Wilfred Bion made a distinction that is still the most useful framework I know for diagnosing what is wrong with a struggling team. He observed that any group operates simultaneously at two levels. The first is what he called the work group: the part of the group that is organized around its actual task, capable of reality-testing, willing to tolerate frustration in service of the work that matters. The second is what he called basic assumption functioning: a collective emotional state, operating largely outside awareness, in which the group behaves as though it is there for something other than its stated purpose.
The insight is that both are always present. The question is which is dominant. A group operating in work-group mode can discuss difficult realities, hold disagreement without fracture, and direct its energy toward the problems that actually need solving. A group that has slipped into basic assumption functioning is doing something else entirely — waiting for a savior, managing an enemy, or protecting itself against a threat that may not be the threat the situation actually presents.
The practical signal is deceptively simple: what does the group's energy actually accumulate around? In a work-group, energy accumulates around problems. Meetings are about the work. Disagreements are about how to do the work better. The hard conversations get had because the group has a shared investment in the real task.

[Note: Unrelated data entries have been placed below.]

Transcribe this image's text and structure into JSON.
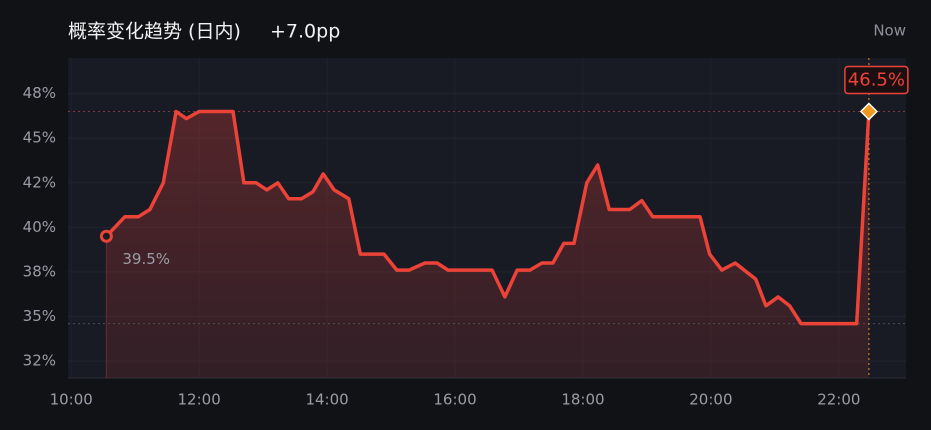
{
  "chart_data": {
    "type": "line",
    "title": "概率变化趋势 (日内)",
    "subtitle": "+7.0pp",
    "now_label": "Now",
    "x": [
      10.55,
      10.84,
      11.05,
      11.23,
      11.44,
      11.64,
      11.8,
      12.0,
      12.53,
      12.7,
      12.89,
      13.06,
      13.23,
      13.4,
      13.6,
      13.78,
      13.94,
      14.11,
      14.34,
      14.52,
      14.89,
      15.09,
      15.28,
      15.53,
      15.72,
      15.89,
      16.58,
      16.78,
      16.97,
      17.17,
      17.36,
      17.53,
      17.7,
      17.86,
      18.06,
      18.23,
      18.41,
      18.73,
      18.92,
      19.09,
      19.83,
      19.98,
      20.17,
      20.38,
      20.7,
      20.86,
      21.05,
      21.23,
      21.41,
      22.28,
      22.47
    ],
    "values": [
      39.5,
      40.6,
      40.6,
      41.0,
      42.5,
      46.5,
      46.1,
      46.5,
      46.5,
      42.5,
      42.5,
      42.1,
      42.5,
      41.6,
      41.6,
      42.0,
      43.0,
      42.1,
      41.6,
      38.5,
      38.5,
      37.6,
      37.6,
      38.0,
      38.0,
      37.6,
      37.6,
      36.1,
      37.6,
      37.6,
      38.0,
      38.0,
      39.1,
      39.1,
      42.5,
      43.5,
      41.0,
      41.0,
      41.5,
      40.6,
      40.6,
      38.5,
      37.6,
      38.0,
      37.1,
      35.6,
      36.1,
      35.6,
      34.6,
      34.6,
      46.5
    ],
    "value_labels": [
      "39.5%",
      null,
      null,
      null,
      null,
      null,
      null,
      null,
      null,
      null,
      null,
      null,
      null,
      null,
      null,
      null,
      null,
      null,
      null,
      null,
      null,
      null,
      null,
      null,
      null,
      null,
      null,
      null,
      null,
      null,
      null,
      null,
      null,
      null,
      null,
      null,
      null,
      null,
      null,
      null,
      null,
      null,
      null,
      null,
      null,
      null,
      null,
      null,
      null,
      null,
      "46.5%"
    ],
    "color": "#ec4338",
    "xlim": [
      9.95,
      23.05
    ],
    "xticks": [
      {
        "value": 10,
        "label": "10:00"
      },
      {
        "value": 12,
        "label": "12:00"
      },
      {
        "value": 14,
        "label": "14:00"
      },
      {
        "value": 16,
        "label": "16:00"
      },
      {
        "value": 18,
        "label": "18:00"
      },
      {
        "value": 20,
        "label": "20:00"
      },
      {
        "value": 22,
        "label": "22:00"
      }
    ],
    "ylim": [
      31.55,
      49.5
    ],
    "yticks": [
      {
        "value": 32.5,
        "label": "32%"
      },
      {
        "value": 35,
        "label": "35%"
      },
      {
        "value": 37.5,
        "label": "38%"
      },
      {
        "value": 40,
        "label": "40%"
      },
      {
        "value": 42.5,
        "label": "42%"
      },
      {
        "value": 45,
        "label": "45%"
      },
      {
        "value": 47.5,
        "label": "48%"
      }
    ],
    "grid": true
  }
}
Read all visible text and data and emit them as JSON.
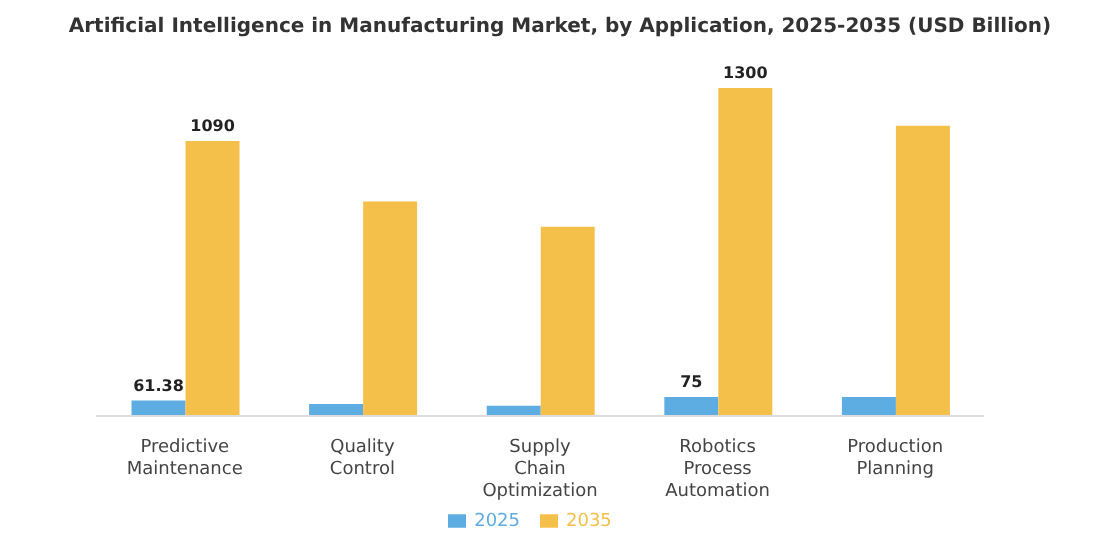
{
  "chart_data": {
    "type": "bar",
    "title": "Artificial Intelligence in Manufacturing Market, by Application, 2025-2035 (USD Billion)",
    "categories": [
      "Predictive Maintenance",
      "Quality Control",
      "Supply Chain Optimization",
      "Robotics Process Automation",
      "Production Planning"
    ],
    "series": [
      {
        "name": "2025",
        "color": "#5dade2",
        "values": [
          61.38,
          48,
          41,
          75,
          75
        ],
        "value_labels": [
          "61.38",
          null,
          null,
          "75",
          null
        ]
      },
      {
        "name": "2035",
        "color": "#f5c04a",
        "values": [
          1090,
          850,
          750,
          1300,
          1150
        ],
        "value_labels": [
          "1090",
          null,
          null,
          "1300",
          null
        ]
      }
    ],
    "legend": "bottom",
    "grid": false
  }
}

In a group that has drifted, energy accumulates around something else. Around a dominant figure whose approval needs managing. Around a coalition that has formed to protect against another coalition. Around a set of processes and meetings that produce the feeling of progress without advancing the actual work. The busyness is real. The output is not.
The drift is rarely sudden and rarely chosen. It happens when anxiety outruns clarity about what the group is there to accomplish. When the real task becomes uncomfortable, the group finds something else to be organized around — something that feels productive but does not require confronting the actual difficulty.
Naming this does not fix it. But it is the prerequisite to fixing it — because until the group can see that it has drifted from its real task, every intervention aimed at the symptoms will leave the underlying structure intact. The first question to ask of any struggling unit is not what skills are missing or who needs to be replaced. It is: what is this group actually organized around right now?